Tapi beruntung saya menjalani ini bersama seorang ‘teman’ SMA yang akhirnya jadi suami. Kami tetap berteman, dalam arti dia tetap memberi ruang bagi saya untuk tetap menjadi diri sendiri, untuk berdiskusi, dan mengambil keputusan sendiri meskipun terkadang dia geleng-geleng kepala melihat sikap keras kepala dan mau menang sendiri yang sudah saya punya sejak bayi. Kami tetap berteman meskipun orang tua saya sangat sewot mengingatkan betapa seorang suami harus dihormati dengan panggilan ‘mas’ dan ‘sampeyan’. Kami tetap berteman meskipun saya dimarahi habis-habisan karena dia menyiapkan kopi sendiri dan -bahkan- mengambilkan makan untuk saya yang malas makan.
Kami menjalani satu minggu madu.
Minggu awal yang kata orang berisi hal-hal manis penuh kenangan. Mirip-miriplah dengan adegan Bintang dan Bastian di sitkom Tetangga Masa Gitu. Tapi belum sampai pada tahap pertengkaran antara Angel dan Mas Adi. Maka minggu kedua kami setelah minggu madu adalah minggu jauh. Ini adalah fase dimana kami harus kembali pada dunia masing-masing. Berada di provinsi yang berbeda untuk menjalani aktivitas kami. Berat ? Iya. Tapi ini yang harus kami jalani saat ini. Rasanya seperti episode lanjutan jetlag yang saya alami. Setelah merasa nyaman berada di negeri antah berantah, ternyata datang pesawat lain yang memaksa saya untuk terbang lagi selama berhari-hari dan kembali ke tempat asal saya.

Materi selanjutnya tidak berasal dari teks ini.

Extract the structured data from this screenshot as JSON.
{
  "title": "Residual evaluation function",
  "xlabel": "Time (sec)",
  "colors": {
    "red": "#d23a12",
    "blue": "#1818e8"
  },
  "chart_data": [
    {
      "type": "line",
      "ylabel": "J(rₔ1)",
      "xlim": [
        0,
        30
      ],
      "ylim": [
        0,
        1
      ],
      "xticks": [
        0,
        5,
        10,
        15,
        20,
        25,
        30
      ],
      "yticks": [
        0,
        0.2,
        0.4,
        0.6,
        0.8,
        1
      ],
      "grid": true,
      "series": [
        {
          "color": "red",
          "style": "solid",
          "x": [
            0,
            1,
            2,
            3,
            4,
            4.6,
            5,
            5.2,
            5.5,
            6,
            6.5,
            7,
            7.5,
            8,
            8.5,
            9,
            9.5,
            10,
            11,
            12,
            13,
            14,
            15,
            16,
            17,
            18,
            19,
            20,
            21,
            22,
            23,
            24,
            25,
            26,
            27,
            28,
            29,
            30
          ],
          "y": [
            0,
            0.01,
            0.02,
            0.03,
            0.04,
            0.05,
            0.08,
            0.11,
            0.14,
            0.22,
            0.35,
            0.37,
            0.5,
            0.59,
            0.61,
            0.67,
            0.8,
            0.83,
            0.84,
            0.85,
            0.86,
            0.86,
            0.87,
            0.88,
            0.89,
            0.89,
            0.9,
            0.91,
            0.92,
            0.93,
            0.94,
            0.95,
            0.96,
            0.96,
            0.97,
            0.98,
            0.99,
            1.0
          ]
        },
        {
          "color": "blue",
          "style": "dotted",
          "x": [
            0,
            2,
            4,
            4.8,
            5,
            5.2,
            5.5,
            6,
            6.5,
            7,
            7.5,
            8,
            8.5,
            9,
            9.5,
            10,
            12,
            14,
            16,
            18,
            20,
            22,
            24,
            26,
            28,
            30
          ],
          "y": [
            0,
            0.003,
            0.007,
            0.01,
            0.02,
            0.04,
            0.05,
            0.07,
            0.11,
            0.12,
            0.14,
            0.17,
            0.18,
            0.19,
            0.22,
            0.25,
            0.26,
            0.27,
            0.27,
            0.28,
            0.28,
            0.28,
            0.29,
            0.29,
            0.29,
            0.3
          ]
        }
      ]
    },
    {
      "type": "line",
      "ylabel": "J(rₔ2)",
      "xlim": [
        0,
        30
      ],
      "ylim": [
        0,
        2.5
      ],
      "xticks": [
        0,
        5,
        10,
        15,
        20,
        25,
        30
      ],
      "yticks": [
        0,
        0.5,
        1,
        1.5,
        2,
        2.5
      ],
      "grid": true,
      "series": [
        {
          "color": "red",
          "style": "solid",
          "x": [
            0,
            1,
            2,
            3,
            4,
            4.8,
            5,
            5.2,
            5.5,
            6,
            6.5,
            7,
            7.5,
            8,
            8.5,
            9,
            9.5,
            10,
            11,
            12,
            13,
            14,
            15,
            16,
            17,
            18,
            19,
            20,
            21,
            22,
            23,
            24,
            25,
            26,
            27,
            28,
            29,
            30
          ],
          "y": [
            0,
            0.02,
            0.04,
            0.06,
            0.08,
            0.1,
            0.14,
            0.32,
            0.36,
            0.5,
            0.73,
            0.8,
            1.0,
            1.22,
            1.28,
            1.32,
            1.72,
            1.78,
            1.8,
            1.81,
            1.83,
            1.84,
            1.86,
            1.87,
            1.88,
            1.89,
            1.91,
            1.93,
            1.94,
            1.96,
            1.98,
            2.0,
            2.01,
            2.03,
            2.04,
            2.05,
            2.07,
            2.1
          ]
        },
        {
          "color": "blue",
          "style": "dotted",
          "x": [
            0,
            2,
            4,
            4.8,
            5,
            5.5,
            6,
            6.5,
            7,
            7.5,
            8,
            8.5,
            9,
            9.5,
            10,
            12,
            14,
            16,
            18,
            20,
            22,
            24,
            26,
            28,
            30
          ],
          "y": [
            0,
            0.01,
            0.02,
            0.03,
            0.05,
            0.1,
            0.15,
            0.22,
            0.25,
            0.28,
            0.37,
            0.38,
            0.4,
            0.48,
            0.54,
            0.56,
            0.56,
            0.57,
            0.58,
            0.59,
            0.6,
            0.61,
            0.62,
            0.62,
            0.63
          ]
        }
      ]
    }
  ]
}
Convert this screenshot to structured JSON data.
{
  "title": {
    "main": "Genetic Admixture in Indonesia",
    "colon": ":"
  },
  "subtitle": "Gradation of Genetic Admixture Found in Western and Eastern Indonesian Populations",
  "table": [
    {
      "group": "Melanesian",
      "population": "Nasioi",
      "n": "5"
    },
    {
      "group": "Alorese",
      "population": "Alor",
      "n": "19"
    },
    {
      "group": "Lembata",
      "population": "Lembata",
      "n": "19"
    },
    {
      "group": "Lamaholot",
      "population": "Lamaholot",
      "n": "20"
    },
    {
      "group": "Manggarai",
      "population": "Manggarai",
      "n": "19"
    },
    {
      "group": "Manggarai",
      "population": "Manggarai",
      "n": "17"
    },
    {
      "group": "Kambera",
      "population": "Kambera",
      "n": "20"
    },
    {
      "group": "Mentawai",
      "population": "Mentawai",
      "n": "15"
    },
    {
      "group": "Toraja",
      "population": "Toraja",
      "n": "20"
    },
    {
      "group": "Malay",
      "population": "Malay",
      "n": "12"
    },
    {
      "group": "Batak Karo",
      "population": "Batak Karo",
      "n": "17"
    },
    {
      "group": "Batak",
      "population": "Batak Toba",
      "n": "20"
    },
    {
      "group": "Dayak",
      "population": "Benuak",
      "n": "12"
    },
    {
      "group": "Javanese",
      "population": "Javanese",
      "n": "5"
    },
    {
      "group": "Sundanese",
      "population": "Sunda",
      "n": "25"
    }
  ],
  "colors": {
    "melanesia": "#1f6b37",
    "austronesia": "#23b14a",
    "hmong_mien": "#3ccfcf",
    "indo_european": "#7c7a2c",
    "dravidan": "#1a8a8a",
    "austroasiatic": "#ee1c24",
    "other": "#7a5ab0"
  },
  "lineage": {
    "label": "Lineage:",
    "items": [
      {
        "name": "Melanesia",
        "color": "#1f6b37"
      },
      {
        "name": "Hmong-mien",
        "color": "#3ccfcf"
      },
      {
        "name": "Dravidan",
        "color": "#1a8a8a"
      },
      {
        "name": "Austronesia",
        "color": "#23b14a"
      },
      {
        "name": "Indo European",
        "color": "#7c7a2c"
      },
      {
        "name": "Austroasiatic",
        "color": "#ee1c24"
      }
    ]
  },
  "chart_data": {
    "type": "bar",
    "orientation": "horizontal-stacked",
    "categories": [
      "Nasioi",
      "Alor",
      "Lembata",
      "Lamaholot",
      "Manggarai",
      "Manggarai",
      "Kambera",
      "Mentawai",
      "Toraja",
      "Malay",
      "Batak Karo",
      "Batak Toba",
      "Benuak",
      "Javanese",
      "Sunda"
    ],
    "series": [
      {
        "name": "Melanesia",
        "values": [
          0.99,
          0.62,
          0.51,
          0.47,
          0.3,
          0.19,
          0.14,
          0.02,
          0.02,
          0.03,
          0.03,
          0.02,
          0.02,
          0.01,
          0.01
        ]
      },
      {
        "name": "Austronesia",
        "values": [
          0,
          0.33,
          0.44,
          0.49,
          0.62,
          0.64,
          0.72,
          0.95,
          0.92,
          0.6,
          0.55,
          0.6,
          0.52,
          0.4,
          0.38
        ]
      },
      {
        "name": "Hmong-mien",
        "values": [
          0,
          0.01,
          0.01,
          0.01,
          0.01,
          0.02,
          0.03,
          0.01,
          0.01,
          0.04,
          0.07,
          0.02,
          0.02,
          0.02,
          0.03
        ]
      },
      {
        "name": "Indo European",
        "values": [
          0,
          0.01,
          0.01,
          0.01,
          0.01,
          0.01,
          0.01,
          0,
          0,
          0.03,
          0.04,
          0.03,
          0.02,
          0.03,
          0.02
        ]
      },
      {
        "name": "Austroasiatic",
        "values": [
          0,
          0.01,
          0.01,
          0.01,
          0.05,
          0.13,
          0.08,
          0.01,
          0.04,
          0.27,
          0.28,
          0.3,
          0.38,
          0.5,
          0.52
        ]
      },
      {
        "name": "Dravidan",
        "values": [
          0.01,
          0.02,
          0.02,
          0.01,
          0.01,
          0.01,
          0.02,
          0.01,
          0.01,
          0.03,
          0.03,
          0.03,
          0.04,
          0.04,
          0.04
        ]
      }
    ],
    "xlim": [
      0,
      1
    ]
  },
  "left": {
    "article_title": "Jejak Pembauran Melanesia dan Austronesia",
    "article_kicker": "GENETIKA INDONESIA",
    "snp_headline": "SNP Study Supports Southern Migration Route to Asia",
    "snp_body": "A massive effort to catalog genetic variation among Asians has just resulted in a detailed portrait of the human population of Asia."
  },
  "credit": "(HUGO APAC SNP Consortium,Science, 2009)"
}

Apapun itu. Kami tetap bersyukur dan menjaga komitmen untuk tetap saling percaya seperti yang sudah kami jalani sepuluh tahun ini. Perbedaan tempat tinggal di antara kami justru memberi ruang untuk menyelesaikan target kami. Dia dengan tesis yang belum kelar dan tugas barunya sebagai pendamping desa. Saya dengan tumpukan buku yang belum dibaca dan tulisan-tulisan yang masih sampai pada paragraf pertama. Kami sadar, ini baru dua langkah kecil dan kami harus mempersiapkan diri untuk menghadapi tahapan kehidupan rumah tangga kami selanjutnya.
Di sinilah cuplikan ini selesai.